Cette mesure est indispensable pour protéger les données de toute exploitation malveillante. Par ailleurs, il appelle à investir dans des infrastructures de transport modernes et sûres, un besoin crucial pour faire de l’Algérie une destination plus accessible. Actuellement, le coût élevé des billets d’avion et le manque d’infrastructures modernes constituent des freins au développement du secteur touristique. Si l’Algérie souhaite s’ouvrir davantage, Dr Bensaïd propose de s’inspirer du modèle de développement turc, en le prenant comme point de départ.
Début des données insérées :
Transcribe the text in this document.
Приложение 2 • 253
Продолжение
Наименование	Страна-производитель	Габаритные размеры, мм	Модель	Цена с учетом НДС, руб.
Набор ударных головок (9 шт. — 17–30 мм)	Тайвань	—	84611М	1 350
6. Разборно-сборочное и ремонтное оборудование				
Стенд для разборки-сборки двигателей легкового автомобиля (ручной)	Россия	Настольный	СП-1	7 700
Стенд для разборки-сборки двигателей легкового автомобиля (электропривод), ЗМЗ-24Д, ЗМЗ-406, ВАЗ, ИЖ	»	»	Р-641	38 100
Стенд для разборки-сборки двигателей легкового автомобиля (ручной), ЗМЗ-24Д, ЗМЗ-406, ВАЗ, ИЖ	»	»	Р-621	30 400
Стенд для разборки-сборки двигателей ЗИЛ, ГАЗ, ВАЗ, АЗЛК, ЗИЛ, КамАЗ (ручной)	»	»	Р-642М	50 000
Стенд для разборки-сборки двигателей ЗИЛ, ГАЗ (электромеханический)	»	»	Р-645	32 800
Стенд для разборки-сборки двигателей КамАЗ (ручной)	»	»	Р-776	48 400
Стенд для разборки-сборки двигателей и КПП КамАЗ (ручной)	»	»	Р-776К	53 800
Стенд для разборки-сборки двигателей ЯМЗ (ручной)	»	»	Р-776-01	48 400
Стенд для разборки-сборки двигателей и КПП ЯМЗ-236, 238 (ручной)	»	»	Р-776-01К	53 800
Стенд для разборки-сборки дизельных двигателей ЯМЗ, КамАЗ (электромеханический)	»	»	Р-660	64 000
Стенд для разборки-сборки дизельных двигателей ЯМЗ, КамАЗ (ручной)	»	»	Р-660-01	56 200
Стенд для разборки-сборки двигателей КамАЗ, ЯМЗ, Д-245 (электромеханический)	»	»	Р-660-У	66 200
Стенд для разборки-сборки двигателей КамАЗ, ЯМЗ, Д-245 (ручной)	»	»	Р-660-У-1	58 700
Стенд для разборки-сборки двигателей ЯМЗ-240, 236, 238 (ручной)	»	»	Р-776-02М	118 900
Le pays dispose de nombreux atouts naturels et géographiques ; par exemple, une étude menée aux États-Unis à une époque avait révélé que Djelfa constituait un emplacement stratégique idéal pour établir un aéroport de transit international. «Hélas, aucune initiative n’a suivi ces études», déplore-t-il, en ajoutant que l’Algérie a formé dans les années 1970 des cadres, y compris des étrangers, et dispose des compétences nécessaires pour atteindre ces ambitions.